I think there is a big opportunity where we can leverage that data and having greater connectivity with our CRM and ERPs, to connect the data and make more real-time decisions while we scale and continue to monitor business. For example, if we have a certain government opportunity, is the third party that were going to provide a quote to a reseller? Are there any recent red flags or issues with that government and customer? Have we passed the threshold of our gift and entertainment limits for that third party or government customer? Have we had any internal allegations or inquiries or concerns?

Having the ability to tie all that data together to help monitor and have that connectivity at a very large scale and a very fast pace but still being able to flag and focus on the higher-risk scenarios. There is still a big opportunity there in the compliance technology space. And I think what AB InBev developed is a great example of them trying to tackle that challenge.

There is a big opportunity where we can leverage and connect all data to enable compliance to make more real-time decisions while monitoring business.

If there is one legacy you can leave behind in your career around this idea of making the world a safer place to do business, what is it?

GW: (I jokingly say I influenced the DOJ’s guidance) Long before they presented the updated guidance to the Evaluation of Corporate Compliance Programs and when having to present a third-party risk management program to the DOJ, I developed a four-stage framework on how we were going to manage third party risk over a relationship lifecycle, beyond just pre-engagement due diligence.

1. Stage One is pre-transactional due diligence.  Understanding the reputation and background of who we’re considering doing business with.  This is where Exiger comes in with the third-party due diligence.
2. Stage Two is managing and assessing risk at the opportunity level.
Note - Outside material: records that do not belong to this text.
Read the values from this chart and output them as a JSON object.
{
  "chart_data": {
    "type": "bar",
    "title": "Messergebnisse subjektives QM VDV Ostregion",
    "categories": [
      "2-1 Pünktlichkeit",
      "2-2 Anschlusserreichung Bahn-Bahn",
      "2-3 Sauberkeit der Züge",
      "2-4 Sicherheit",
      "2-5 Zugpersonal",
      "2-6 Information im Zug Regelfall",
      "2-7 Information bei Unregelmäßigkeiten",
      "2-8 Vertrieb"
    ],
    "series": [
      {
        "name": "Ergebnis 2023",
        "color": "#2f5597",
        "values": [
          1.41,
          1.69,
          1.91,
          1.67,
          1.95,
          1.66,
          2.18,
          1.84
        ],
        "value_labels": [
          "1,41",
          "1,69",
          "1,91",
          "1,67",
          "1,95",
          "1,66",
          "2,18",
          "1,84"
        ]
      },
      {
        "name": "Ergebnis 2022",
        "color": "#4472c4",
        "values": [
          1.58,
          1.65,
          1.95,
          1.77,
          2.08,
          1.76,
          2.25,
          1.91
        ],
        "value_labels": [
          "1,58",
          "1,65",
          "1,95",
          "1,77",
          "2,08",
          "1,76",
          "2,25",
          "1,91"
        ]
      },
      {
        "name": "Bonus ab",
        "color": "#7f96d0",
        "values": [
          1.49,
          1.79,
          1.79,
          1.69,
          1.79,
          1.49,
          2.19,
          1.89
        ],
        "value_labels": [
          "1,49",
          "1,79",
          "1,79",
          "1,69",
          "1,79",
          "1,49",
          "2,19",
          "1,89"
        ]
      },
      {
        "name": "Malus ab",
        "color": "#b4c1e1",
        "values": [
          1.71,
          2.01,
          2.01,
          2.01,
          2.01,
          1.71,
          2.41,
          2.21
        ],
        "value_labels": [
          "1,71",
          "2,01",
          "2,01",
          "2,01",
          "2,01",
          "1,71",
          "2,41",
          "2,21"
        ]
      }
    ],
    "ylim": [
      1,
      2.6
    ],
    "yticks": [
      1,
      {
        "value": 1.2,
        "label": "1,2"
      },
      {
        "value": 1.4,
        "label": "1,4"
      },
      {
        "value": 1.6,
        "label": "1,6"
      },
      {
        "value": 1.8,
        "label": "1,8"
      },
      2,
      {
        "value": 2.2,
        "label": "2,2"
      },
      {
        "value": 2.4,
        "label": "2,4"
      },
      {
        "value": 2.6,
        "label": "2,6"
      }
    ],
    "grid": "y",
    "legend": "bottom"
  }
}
For example, is a current opportunity with a foreign government customer?  In a high-corruption risk jurisdiction? Is the opportunity direct or through a reseller?  What discounts or other monetary incentives are being considered?
3. Stage Three is how we are managing and monitoring that relationship. Are we providing tailored compliance training for our third parties? Are we performing partner audits?  Are leveraging risk monitoring technology like Insight 3PM for red flag alerts?
4. Stage Four is how we are reassessing and periodically reevaluating that relationship. Are we evaluating them against our performance standards and expectations? Are we updating that due diligence? Are we asking them to recertify their commitments to the complainants with all the applicable anti-corruption laws and our Partner Code of Conduct?

But really, for me, I hope to build teams that then go on and build their own teams and contribute to the fight against corruption and ensuring that there’s a level playing field. I’ve had the benefit of learning and having great leaders to learn from, and I expect to emulate and share that with my teams so that they develop their own teams and build an army that fights corruption and helps make the world a safer place to do business.

Thank you, Gil.  We appreciate all the leadership and feedback you’ve provided to Exiger over the years.  It’s incredibly valuable and helps us understand where our solutions are meeting the market’s needs and where we still have work to do . . . 

Rapid Fire Round with Gilberto

• Favorite Place to Travel: For me, it’s Nicaragua, that’s where I spent my teenage years growing up. My parents still live there.  It just really energizes me to go back home, visit the beaches where I grew up going. I love going back to Nicaragua.
• Favorite Food: You know, if I had to pick one, I would say sushi, I love sushi. I love Peruvian food. I love pizza, I love barbecue. But if I had to pick one, it would be sushi.
• Favorite Show to Binge: True Detective, Game of Thrones, Stranger Things. Currently we’re into His Dark Materials.
• Favorite Book: Everything by Nick Hornby
• Favorite Band/Singer: My favorite band is an Argentinian rock band called Soda Stereo. I’m also a big fan of The Beatles and the Red Hot Chili Peppers.